Michael Margolis: I jesteśmy coraz bardziej sceptyczni wobec historii, które sprawiają, że czujemy się jak gówno. To duża część założenia książki Story 10X, którą Jonah Sachs, inny mój kolega ze świata opowiadania historii, napisał książkę Story Wars. Mówi o tym, że dla nowoczesnego marketingu od lat pięćdziesiątych do ostatnich około 10 lat temu była era niedostatecznego marketingu polegającego na sprzedawaniu i żerowaniu na naszych lękach i niepewności. I myślę, że stajemy się coraz bardziej odporni na tego rodzaju wiadomości.

Michael Margolis: Więc jeśli czujemy, że coś jest ciężkie, mamy to wyczucie, ludzie zareagują. Myślę, że te strategie są coraz mniej skuteczne w epoce, w której szukamy autentyczności, szukamy… Próbujemy dowiedzieć się, komu możemy zaufać iw co wierzyć? Więc nie ma na to prostej, jasnej odpowiedzi, John, poza tym, że ta postać ma znaczenie.

Michael Margolis: Myślę, że naturalny autorytet pochodzi z umiejętności mówienia: „Oto, co wiem, albo oto jaki jest mój dar.

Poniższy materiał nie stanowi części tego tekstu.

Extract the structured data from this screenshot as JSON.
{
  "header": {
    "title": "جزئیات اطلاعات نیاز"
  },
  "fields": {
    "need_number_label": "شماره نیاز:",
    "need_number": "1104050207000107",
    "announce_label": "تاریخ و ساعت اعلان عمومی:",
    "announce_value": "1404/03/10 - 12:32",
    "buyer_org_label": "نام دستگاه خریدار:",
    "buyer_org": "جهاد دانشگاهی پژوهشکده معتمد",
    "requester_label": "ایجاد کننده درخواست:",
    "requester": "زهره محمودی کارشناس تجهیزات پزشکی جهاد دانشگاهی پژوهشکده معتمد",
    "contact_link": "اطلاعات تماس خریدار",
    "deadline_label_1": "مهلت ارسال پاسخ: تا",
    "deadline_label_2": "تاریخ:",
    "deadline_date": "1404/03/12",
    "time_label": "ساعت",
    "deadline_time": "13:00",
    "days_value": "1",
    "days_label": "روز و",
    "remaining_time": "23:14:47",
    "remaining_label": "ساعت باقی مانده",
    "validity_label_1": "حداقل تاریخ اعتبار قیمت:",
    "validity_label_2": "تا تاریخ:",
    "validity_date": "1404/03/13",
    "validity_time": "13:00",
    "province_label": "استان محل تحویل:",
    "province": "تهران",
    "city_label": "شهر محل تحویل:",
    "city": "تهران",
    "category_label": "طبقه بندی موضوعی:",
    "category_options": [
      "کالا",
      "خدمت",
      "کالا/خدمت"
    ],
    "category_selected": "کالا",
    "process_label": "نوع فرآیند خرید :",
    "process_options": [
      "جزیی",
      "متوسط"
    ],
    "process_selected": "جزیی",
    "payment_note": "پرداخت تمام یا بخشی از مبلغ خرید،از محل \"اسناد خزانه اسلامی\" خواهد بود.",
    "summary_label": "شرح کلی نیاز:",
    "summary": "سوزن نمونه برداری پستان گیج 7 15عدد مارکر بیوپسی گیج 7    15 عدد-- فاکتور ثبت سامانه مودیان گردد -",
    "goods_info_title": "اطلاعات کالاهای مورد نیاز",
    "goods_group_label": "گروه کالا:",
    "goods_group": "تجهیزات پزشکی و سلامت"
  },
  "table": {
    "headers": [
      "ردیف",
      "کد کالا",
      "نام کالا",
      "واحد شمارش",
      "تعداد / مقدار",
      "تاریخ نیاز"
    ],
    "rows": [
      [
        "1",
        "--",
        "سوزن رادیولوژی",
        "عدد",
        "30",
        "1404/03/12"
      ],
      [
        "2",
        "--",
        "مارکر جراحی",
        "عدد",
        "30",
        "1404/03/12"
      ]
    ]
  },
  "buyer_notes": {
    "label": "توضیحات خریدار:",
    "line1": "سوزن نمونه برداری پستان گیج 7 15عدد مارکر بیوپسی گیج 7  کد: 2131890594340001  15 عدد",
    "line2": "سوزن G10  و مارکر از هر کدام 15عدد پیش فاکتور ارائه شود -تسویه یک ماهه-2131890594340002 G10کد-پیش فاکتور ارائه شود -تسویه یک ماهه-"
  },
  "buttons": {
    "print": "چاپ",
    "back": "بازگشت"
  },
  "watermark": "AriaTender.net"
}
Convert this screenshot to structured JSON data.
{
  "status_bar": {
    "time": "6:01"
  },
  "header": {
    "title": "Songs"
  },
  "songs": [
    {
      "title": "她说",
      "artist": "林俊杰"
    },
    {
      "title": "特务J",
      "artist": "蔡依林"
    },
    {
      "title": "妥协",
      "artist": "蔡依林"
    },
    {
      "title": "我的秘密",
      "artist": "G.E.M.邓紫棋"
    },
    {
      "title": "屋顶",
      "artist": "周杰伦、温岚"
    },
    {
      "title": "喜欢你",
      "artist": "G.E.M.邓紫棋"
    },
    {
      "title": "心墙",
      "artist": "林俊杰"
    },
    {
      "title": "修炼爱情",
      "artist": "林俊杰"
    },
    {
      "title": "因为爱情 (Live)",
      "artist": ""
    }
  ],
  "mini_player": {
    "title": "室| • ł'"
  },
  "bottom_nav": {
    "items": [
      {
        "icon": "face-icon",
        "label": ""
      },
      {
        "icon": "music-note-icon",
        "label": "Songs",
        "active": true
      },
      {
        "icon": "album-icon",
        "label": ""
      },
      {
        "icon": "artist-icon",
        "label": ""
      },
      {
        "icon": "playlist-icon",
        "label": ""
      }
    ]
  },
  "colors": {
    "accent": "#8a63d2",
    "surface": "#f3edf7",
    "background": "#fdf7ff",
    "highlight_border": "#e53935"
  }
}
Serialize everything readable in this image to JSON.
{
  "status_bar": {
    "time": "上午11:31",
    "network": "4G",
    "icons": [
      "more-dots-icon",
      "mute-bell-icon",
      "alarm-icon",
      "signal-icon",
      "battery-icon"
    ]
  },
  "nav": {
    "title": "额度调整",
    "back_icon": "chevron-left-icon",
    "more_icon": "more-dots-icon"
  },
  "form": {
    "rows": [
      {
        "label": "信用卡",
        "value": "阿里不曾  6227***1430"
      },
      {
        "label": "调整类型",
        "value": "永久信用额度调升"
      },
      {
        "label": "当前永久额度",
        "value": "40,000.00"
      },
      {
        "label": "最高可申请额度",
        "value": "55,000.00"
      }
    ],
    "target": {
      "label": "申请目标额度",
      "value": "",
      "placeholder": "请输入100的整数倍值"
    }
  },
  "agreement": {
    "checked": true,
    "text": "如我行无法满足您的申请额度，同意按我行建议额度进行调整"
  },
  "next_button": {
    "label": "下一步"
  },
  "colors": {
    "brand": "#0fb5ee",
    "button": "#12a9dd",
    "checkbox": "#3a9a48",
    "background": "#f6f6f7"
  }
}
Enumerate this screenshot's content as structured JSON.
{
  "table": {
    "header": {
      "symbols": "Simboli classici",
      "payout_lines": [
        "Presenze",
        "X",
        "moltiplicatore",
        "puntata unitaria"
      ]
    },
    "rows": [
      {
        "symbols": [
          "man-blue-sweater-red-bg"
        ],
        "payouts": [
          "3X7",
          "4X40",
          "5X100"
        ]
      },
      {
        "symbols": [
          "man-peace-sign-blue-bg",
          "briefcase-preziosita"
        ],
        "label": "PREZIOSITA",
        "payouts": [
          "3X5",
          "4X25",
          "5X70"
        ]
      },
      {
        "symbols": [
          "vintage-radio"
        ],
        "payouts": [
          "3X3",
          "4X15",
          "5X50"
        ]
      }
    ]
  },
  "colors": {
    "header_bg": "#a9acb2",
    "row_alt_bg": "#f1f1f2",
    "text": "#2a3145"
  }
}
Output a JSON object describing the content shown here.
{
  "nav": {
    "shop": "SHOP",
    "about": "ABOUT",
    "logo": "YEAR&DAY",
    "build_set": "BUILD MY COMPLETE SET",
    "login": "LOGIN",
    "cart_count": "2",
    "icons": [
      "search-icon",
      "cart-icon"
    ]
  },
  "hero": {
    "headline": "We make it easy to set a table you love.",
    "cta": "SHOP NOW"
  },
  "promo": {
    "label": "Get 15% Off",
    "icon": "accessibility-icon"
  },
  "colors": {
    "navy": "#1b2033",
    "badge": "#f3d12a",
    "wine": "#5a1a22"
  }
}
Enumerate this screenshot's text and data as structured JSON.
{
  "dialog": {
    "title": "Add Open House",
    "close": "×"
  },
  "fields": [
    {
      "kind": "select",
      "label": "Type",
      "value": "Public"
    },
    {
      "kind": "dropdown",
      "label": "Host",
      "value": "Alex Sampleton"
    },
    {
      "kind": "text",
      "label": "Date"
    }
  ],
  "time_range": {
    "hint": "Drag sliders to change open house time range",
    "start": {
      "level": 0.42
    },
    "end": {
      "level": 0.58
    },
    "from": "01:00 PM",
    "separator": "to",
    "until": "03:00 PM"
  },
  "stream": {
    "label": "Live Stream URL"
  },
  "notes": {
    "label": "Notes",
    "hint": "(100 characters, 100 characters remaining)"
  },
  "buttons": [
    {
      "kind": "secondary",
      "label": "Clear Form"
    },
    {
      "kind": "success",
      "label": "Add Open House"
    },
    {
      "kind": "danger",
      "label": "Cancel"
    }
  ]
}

I wiesz co? Oto gdzie jestem w toku. Oto rzeczy, z którymi też się zmagałem.” A kluczem do tego jest, aby podróż była otwartą pętlą. Zasadniczo zapraszasz ludzi, aby dołączyli do ciebie w rozwijającej się podróży, w przeciwieństwie do powrotu do danych i wniosków, koniec, historia się skończyła. Zawinąłem go w ładną kokardkę. Myślę, że ta zmiana sposobu myślenia jest zmianą paradygmatu, o której wszyscy powinniśmy myśleć, ponieważ musisz zaprosić ludzi do historii, w której jest więcej rozdziałów do napisania, jeśli to ma sens.

John Jantsch: Tak. Tak, tak, tak. Absolutnie. Zostań częścią historii. Tak więc, Michael, dziękuję za odwiedzenie podcastu poświęconego marketingowi taśm klejących, aby porozmawiać o Story 10X. Gdzie ludzie mogą dowiedzieć się więcej o Tobie i Twojej pracy?

Michael Margolis: Tak, absolutnie. Możesz więc znaleźć Story 10X na Amazon, Barnes i Noble oraz u wszystkich lokalnych księgarń. Możesz również przejść do naszej strony internetowej, GetStoried.com, czyli GETSTORIED.com. A jeśli przejdziesz do /Story 10X, możesz pobrać pierwsze 70 stron książki. Skontaktuj się ze mną za pośrednictwem mediów społecznościowych. Szczególnie aktywna jestem na LinkedIn. Możesz mnie tam znaleźć, Michael Margolis.

John Jantsch: W porządku. Dzięki, Michaelu. Mam nadzieję, że pewnego dnia wpadniemy na ciebie w trasie.

Michael Margolis: Bardzo bym chciał. Dzięki, John. Naprawdę to doceniam.